Pline l’Ancien, de son vrai nom Gaius Plinius Secundus, est né en l’an 23 et mort en l’an 79 de notre ère. II est le plus grand naturaliste de l’Histoire. Il incarne à lui seul l’âme romaine, qui prise l’ouverture, l’érudition et l’action. Son insatiable curiosité a guidé l’écriture de son Histoire naturelle, véritable traité de l’univers connu, abordant aussi bien l’astronomie que la géographie, la zoologie, la botanique ou encore l’art pictural et la sculpture.
Considérée comme « l’encyclopédie parmi les encyclopédies », l’Histoire naturelle a exercé une influence considérable sur les savants qui ont vécu après Pline.

Editeur : Casterman

Nombre de pages : 192

Prix : 8,45€

Mon Avis :

J’ai connu ce manga grâce à Alfaric que je remercie au passage et je me suis précipitée dessus dans ma librairie habituelle. Pourtant, j’avais quelques craintes :
– En effet, l’auteure était aussi aux commandes d’un autre manga, se déroulant à l’époque romaine, Thermae Romae. J’avais lu les deux premiers tomes mais je n’avais pas du tout accroché au ton humoristique du manga ni aux voyages incessants dans le temps de Lucius Modestus entre son époque (le IIème siècle après J.-C. sous le règne d’Hadrien) et le Japon moderne.
– ma seconde crainte était une vision dite « antique » de l’empereur Néron. En effet, le portrait dépeint par l’élite intellectuelle de l’époque est peu flatteuse pour le jeune empereur. Il était accusé entre autres méfaits, d’avoir mis le feu à Rome pour construire sa fameuse Domus Aurea ou déclamer des vers enflammés (pardonnez le jeu de mots) devant le « spectacle ». Juste petite précision, Néron était à Antium quand l’incendie s’est déclaré… Certes, je ne nie pas que le jeune empereur n’avait pas quelques problèmes psychologiques et qu’il n’aurait pas provoqué la mort de quelques-uns de ses opposants au Sénat comme son ancien précepteur Sénèque, mais les sources littéraires de l’époque sont biaisées et il est nécessaire d’avoir du recul par rapport à elles.

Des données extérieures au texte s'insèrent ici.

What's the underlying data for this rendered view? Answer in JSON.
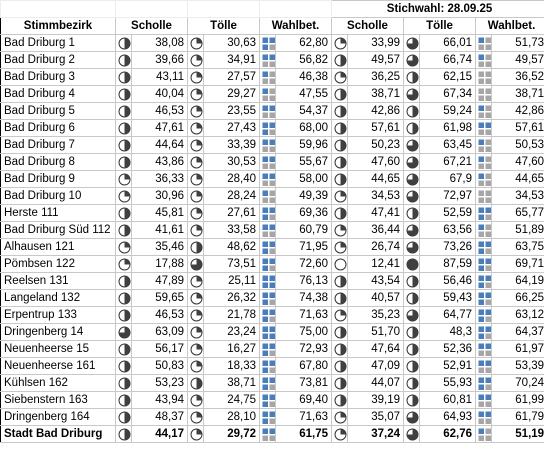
{
  "header_top": {
    "label": "Stichwahl: 28.09.25"
  },
  "columns": {
    "district": "Stimmbezirk",
    "scholle": "Scholle",
    "toelle": "Tölle",
    "turnout": "Wahlbet.",
    "scholle2": "Scholle",
    "toelle2": "Tölle",
    "turnout2": "Wahlbet."
  },
  "rows": [
    {
      "name": "Bad Driburg 1",
      "s1": "38,08",
      "t1": "30,63",
      "w1": "62,80",
      "s2": "33,99",
      "t2": "66,01",
      "w2": "51,73"
    },
    {
      "name": "Bad Driburg 2",
      "s1": "39,66",
      "t1": "34,91",
      "w1": "56,82",
      "s2": "49,57",
      "t2": "66,74",
      "w2": "49,57"
    },
    {
      "name": "Bad Driburg 3",
      "s1": "43,11",
      "t1": "27,57",
      "w1": "46,38",
      "s2": "36,25",
      "t2": "62,15",
      "w2": "36,52"
    },
    {
      "name": "Bad Driburg 4",
      "s1": "40,04",
      "t1": "29,27",
      "w1": "47,55",
      "s2": "38,71",
      "t2": "67,34",
      "w2": "38,71"
    },
    {
      "name": "Bad Driburg 5",
      "s1": "46,53",
      "t1": "23,55",
      "w1": "54,37",
      "s2": "42,86",
      "t2": "59,24",
      "w2": "42,86"
    },
    {
      "name": "Bad Driburg 6",
      "s1": "47,61",
      "t1": "27,43",
      "w1": "68,00",
      "s2": "57,61",
      "t2": "61,98",
      "w2": "57,61"
    },
    {
      "name": "Bad Driburg 7",
      "s1": "44,64",
      "t1": "33,39",
      "w1": "59,96",
      "s2": "50,23",
      "t2": "63,45",
      "w2": "50,53"
    },
    {
      "name": "Bad Driburg 8",
      "s1": "43,86",
      "t1": "30,53",
      "w1": "55,67",
      "s2": "47,60",
      "t2": "67,21",
      "w2": "47,60"
    },
    {
      "name": "Bad Driburg 9",
      "s1": "36,33",
      "t1": "28,40",
      "w1": "58,00",
      "s2": "44,65",
      "t2": "67,9",
      "w2": "44,65"
    },
    {
      "name": "Bad Driburg 10",
      "s1": "30,96",
      "t1": "28,24",
      "w1": "49,39",
      "s2": "34,53",
      "t2": "72,97",
      "w2": "34,53"
    },
    {
      "name": "Herste 111",
      "s1": "45,81",
      "t1": "27,61",
      "w1": "69,36",
      "s2": "47,41",
      "t2": "52,59",
      "w2": "65,77"
    },
    {
      "name": "Bad Driburg Süd 112",
      "s1": "41,61",
      "t1": "33,58",
      "w1": "60,79",
      "s2": "36,44",
      "t2": "63,56",
      "w2": "51,89"
    },
    {
      "name": "Alhausen 121",
      "s1": "35,46",
      "t1": "48,62",
      "w1": "71,95",
      "s2": "26,74",
      "t2": "73,26",
      "w2": "63,75"
    },
    {
      "name": "Pömbsen 122",
      "s1": "17,88",
      "t1": "73,51",
      "w1": "72,60",
      "s2": "12,41",
      "t2": "87,59",
      "w2": "69,71"
    },
    {
      "name": "Reelsen 131",
      "s1": "47,89",
      "t1": "25,11",
      "w1": "76,13",
      "s2": "43,54",
      "t2": "56,46",
      "w2": "64,19"
    },
    {
      "name": "Langeland 132",
      "s1": "59,65",
      "t1": "26,32",
      "w1": "74,38",
      "s2": "40,57",
      "t2": "59,43",
      "w2": "66,25"
    },
    {
      "name": "Erpentrup 133",
      "s1": "46,53",
      "t1": "21,78",
      "w1": "71,63",
      "s2": "35,23",
      "t2": "64,77",
      "w2": "63,12"
    },
    {
      "name": "Dringenberg 14",
      "s1": "63,09",
      "t1": "23,24",
      "w1": "75,00",
      "s2": "51,70",
      "t2": "48,3",
      "w2": "64,37"
    },
    {
      "name": "Neuenheerse 15",
      "s1": "56,17",
      "t1": "16,27",
      "w1": "72,93",
      "s2": "47,64",
      "t2": "52,36",
      "w2": "61,97"
    },
    {
      "name": "Neuenheerse 161",
      "s1": "50,83",
      "t1": "18,33",
      "w1": "67,80",
      "s2": "47,09",
      "t2": "52,91",
      "w2": "53,39"
    },
    {
      "name": "Kühlsen 162",
      "s1": "53,23",
      "t1": "38,71",
      "w1": "73,81",
      "s2": "44,07",
      "t2": "55,93",
      "w2": "70,24"
    },
    {
      "name": "Siebenstern 163",
      "s1": "43,94",
      "t1": "24,75",
      "w1": "69,40",
      "s2": "39,19",
      "t2": "60,81",
      "w2": "61,99"
    },
    {
      "name": "Dringenberg 164",
      "s1": "48,37",
      "t1": "28,10",
      "w1": "71,63",
      "s2": "35,07",
      "t2": "64,93",
      "w2": "61,79"
    }
  ],
  "total": {
    "name": "Stadt Bad Driburg",
    "s1": "44,17",
    "t1": "29,72",
    "w1": "61,75",
    "s2": "37,24",
    "t2": "62,76",
    "w2": "51,19"
  },
  "colors": {
    "grid": "#c8c8c8",
    "turnout_blue": "#4a7ebb",
    "turnout_grey": "#a6a6a6",
    "pie_fill": "#404040"
  }
}
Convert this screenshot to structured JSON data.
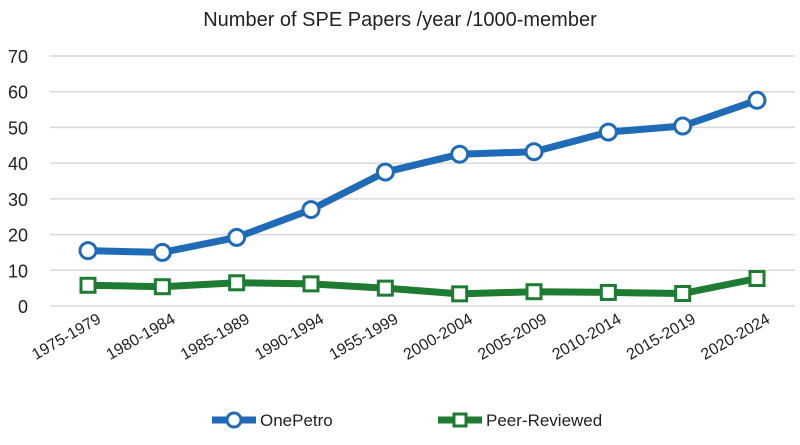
{
  "chart_data": {
    "type": "line",
    "title": "Number of SPE Papers /year /1000-member",
    "xlabel": "",
    "ylabel": "",
    "ylim": [
      0,
      70
    ],
    "yticks": [
      0,
      10,
      20,
      30,
      40,
      50,
      60,
      70
    ],
    "grid": true,
    "legend_position": "bottom",
    "categories": [
      "1975-1979",
      "1980-1984",
      "1985-1989",
      "1990-1994",
      "1955-1999",
      "2000-2004",
      "2005-2009",
      "2010-2014",
      "2015-2019",
      "2020-2024"
    ],
    "series": [
      {
        "name": "OnePetro",
        "color": "#1f6bb8",
        "marker": "circle",
        "values": [
          15.5,
          15.0,
          19.2,
          27.0,
          37.5,
          42.5,
          43.2,
          48.7,
          50.4,
          57.6
        ]
      },
      {
        "name": "Peer-Reviewed",
        "color": "#1e7b32",
        "marker": "square",
        "values": [
          5.8,
          5.4,
          6.5,
          6.2,
          5.0,
          3.4,
          4.0,
          3.8,
          3.5,
          7.7
        ]
      }
    ]
  }
}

Passée cette longue introduction, ce manga comme son titre l’indique n’a pas pour sujet principal Néron mais bien Pline l’Ancien, à ne pas confondre avec son neveu Pline Le Jeune qui rapportera d’ailleurs dans ses Lettres, la mort devenue célèbre de son oncle. Pline l’Ancien était un naturaliste curieux dont l’œuvre très prolifique nous est parvenue. Cette encyclopédie ne compte pas moins d’une trentaine de volumes (37 pour être exacte), l’Histoire Naturelle, abordant tous les sujets possibles et inimaginables allant de la géographie du Monde connu de l’époque, à l’ethnologie en passant par la biologie ou même quelques petites anecdotes fabuleuses sans réel fondement scientifique. Dans ce manga, nous avons le point de vue d’un personnage fictif d’origine grecque, le scribe Euclès, chargé d’accompagner Pline l’Ancien à travers ses pérégrinations en Italie et de noter ses réflexions. Car pour ce dernier, tout est prétexte à la curiosité, retardant même son arrivée, à Rome, pourtant vivement requise par l’Empereur.

Pline : « Celui qui fuit une occasion de s’instruire est la lie de l’humanité. » (P. 53)

Mes craintes ont-elles été levées à la lecture de ce premier tome?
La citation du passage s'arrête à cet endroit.